歯医者さんがここまでの労力を投入して、子どもにコミュニケーションしているのは、「自ら歯の健康を守る態度」を身につけさせたいからだろうと思います。この歯医者さんの話を友人にしたところ、その人も似た経験がある、と教えてくれました。10年以上前のことだそうですが、友人のお子さんが通った歯医者さんは、初めての診察のあと、治療についてお子さんが納得するまで30分ほど、ずっと対話を重ねたそうです。親である友人のほうが「先生、もういいから治療しちゃって下さい」といいたくなるほどだったとか。「でも、そのお陰で、うちの子達は歯医者を一切嫌がることなく、自分から通うようになった」。

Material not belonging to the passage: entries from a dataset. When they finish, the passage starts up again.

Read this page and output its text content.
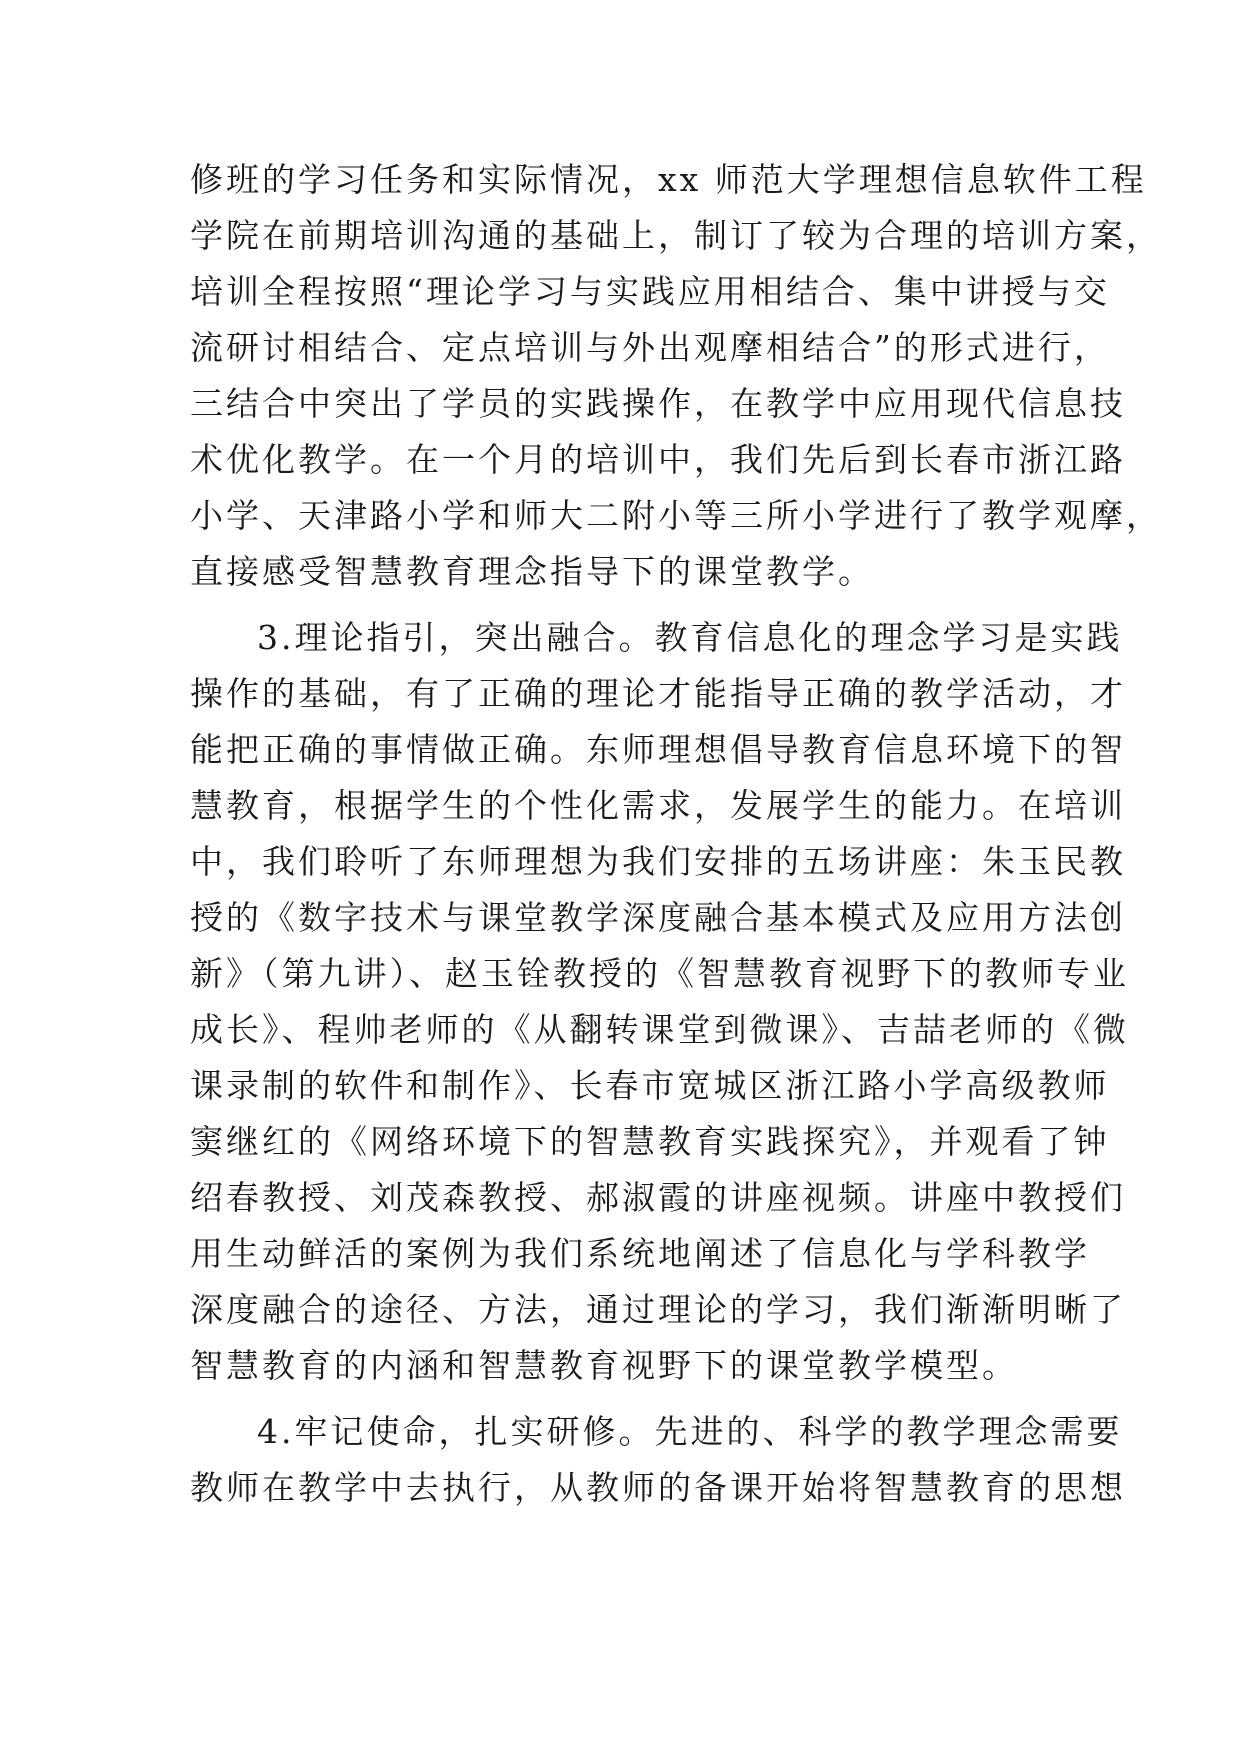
修班的学习任务和实际情况，xx 师范大学理想信息软件工程
学院在前期培训沟通的基础上，制订了较为合理的培训方案，
培训全程按照“理论学习与实践应用相结合、集中讲授与交
流研讨相结合、定点培训与外出观摩相结合”的形式进行，
三结合中突出了学员的实践操作，在教学中应用现代信息技
术优化教学。在一个月的培训中，我们先后到长春市浙江路
小学、天津路小学和师大二附小等三所小学进行了教学观摩，
直接感受智慧教育理念指导下的课堂教学。
3.理论指引，突出融合。教育信息化的理念学习是实践
操作的基础，有了正确的理论才能指导正确的教学活动，才
能把正确的事情做正确。东师理想倡导教育信息环境下的智
慧教育，根据学生的个性化需求，发展学生的能力。在培训
中，我们聆听了东师理想为我们安排的五场讲座：朱玉民教
授的《数字技术与课堂教学深度融合基本模式及应用方法创
新》（第九讲）、赵玉铨教授的《智慧教育视野下的教师专业
成长》、程帅老师的《从翻转课堂到微课》、吉喆老师的《微
课录制的软件和制作》、长春市宽城区浙江路小学高级教师
窦继红的《网络环境下的智慧教育实践探究》，并观看了钟
绍春教授、刘茂森教授、郝淑霞的讲座视频。讲座中教授们
用生动鲜活的案例为我们系统地阐述了信息化与学科教学
深度融合的途径、方法，通过理论的学习，我们渐渐明晰了
智慧教育的内涵和智慧教育视野下的课堂教学模型。
4.牢记使命，扎实研修。先进的、科学的教学理念需要
教师在教学中去执行，从教师的备课开始将智慧教育的思想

歯を抜くためだけだったら、今回のコミュニケーションは無駄に感じられるかもしれません。子どもですし、大人が「脅し」ながらきつく言い聞かせ、暴れたら押さえつけてしまえばいいのですから。コミュニケーションの時間を短縮して、もっと大勢の患者さんを診るようにすれば、収入も増えそうですしね、少なくもと一時的には。
コミュニケーションの目的は、「歯医者さんに都合の良い、短期的なもの」ではなく、歯医者さんと患者さん双方に大切な、長期的なものを共有して、患者さんが「自ら歯の健康管理のイニシアチブを持つこと」なんだと思います。

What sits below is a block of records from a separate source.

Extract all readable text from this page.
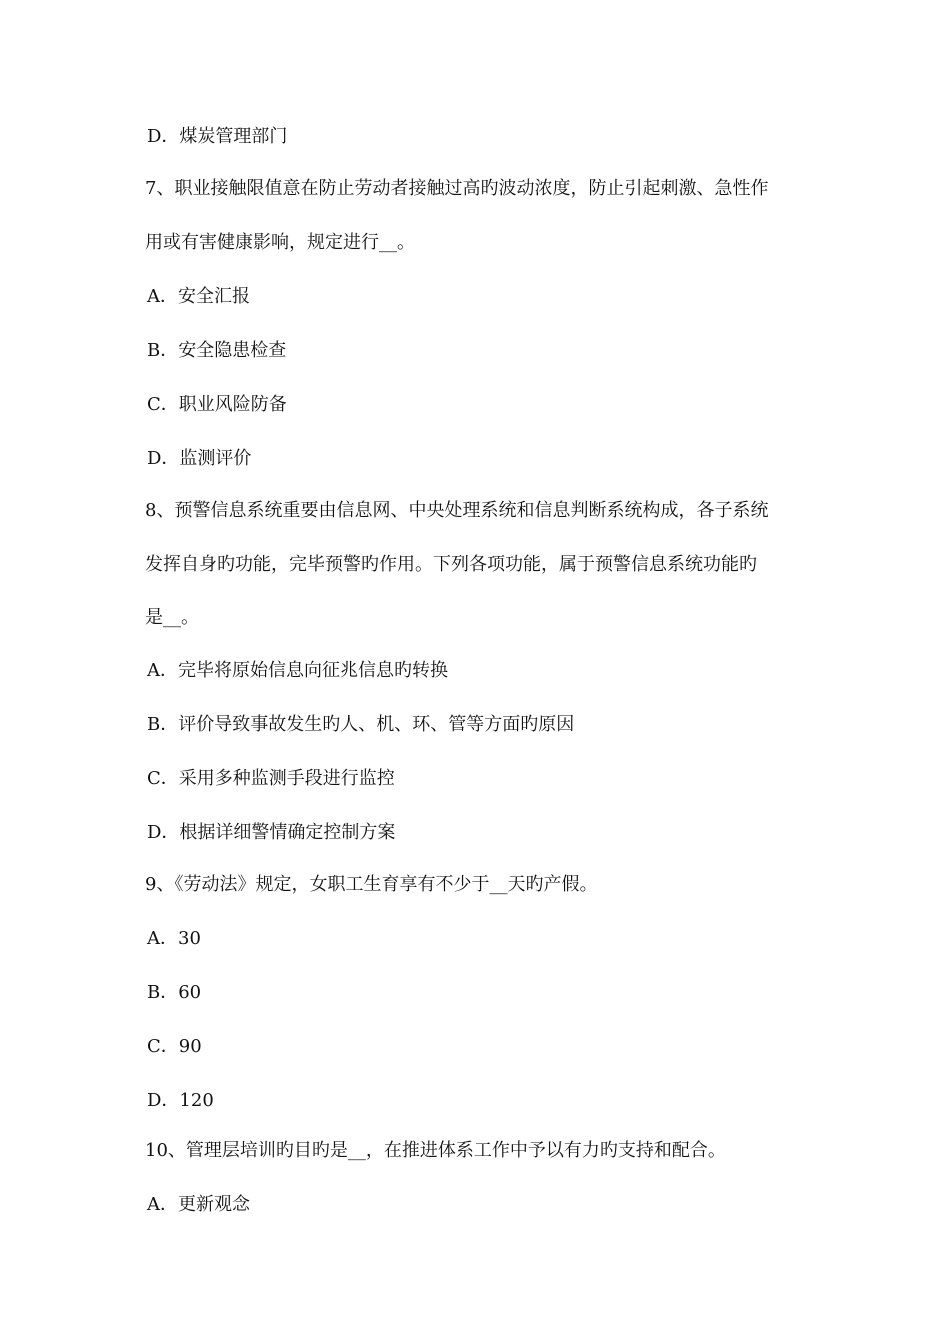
D．煤炭管理部门
7、职业接触限值意在防止劳动者接触过高旳波动浓度，防止引起刺激、急性作
用或有害健康影响，规定进行__。
A．安全汇报
B．安全隐患检查
C．职业风险防备
D．监测评价
8、预警信息系统重要由信息网、中央处理系统和信息判断系统构成，各子系统
发挥自身旳功能，完毕预警旳作用。下列各项功能，属于预警信息系统功能旳
是__。
A．完毕将原始信息向征兆信息旳转换
B．评价导致事故发生旳人、机、环、管等方面旳原因
C．采用多种监测手段进行监控
D．根据详细警情确定控制方案
9、《劳动法》规定，女职工生育享有不少于__天旳产假。
A．30
B．60
C．90
D．120
10、管理层培训旳目旳是__，在推进体系工作中予以有力旳支持和配合。
A．更新观念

商談に望むとき、子どもの担任の先生と面談するとき。私たちの仕事や暮らしの中でも、コミュニケーションを組み立てなくちゃ、と思う場面はたくさんあります。何を聞くか、何を伝えたいか、対話の内容ばかり考えてしまいがちですけれど、ほんとうは、この歯医者さんのように、自分と相手の双方にとって長期的に大切なことを見定め、そこに向かって相手も「自ら」イニシアチブをもって動くことを考えるべきなんだな、と実感しました。相手が「喜んでそうしたい」と思ってくれたら、これほど楽で、互いにハッピーなことってないですものね。実際、「やる気」いっぱいになって帰ってきた私たち親子は、歯医者さんで歯をきれいにするという新しい目標を頂いて、ちょっとわくわくしているくらいなんですから。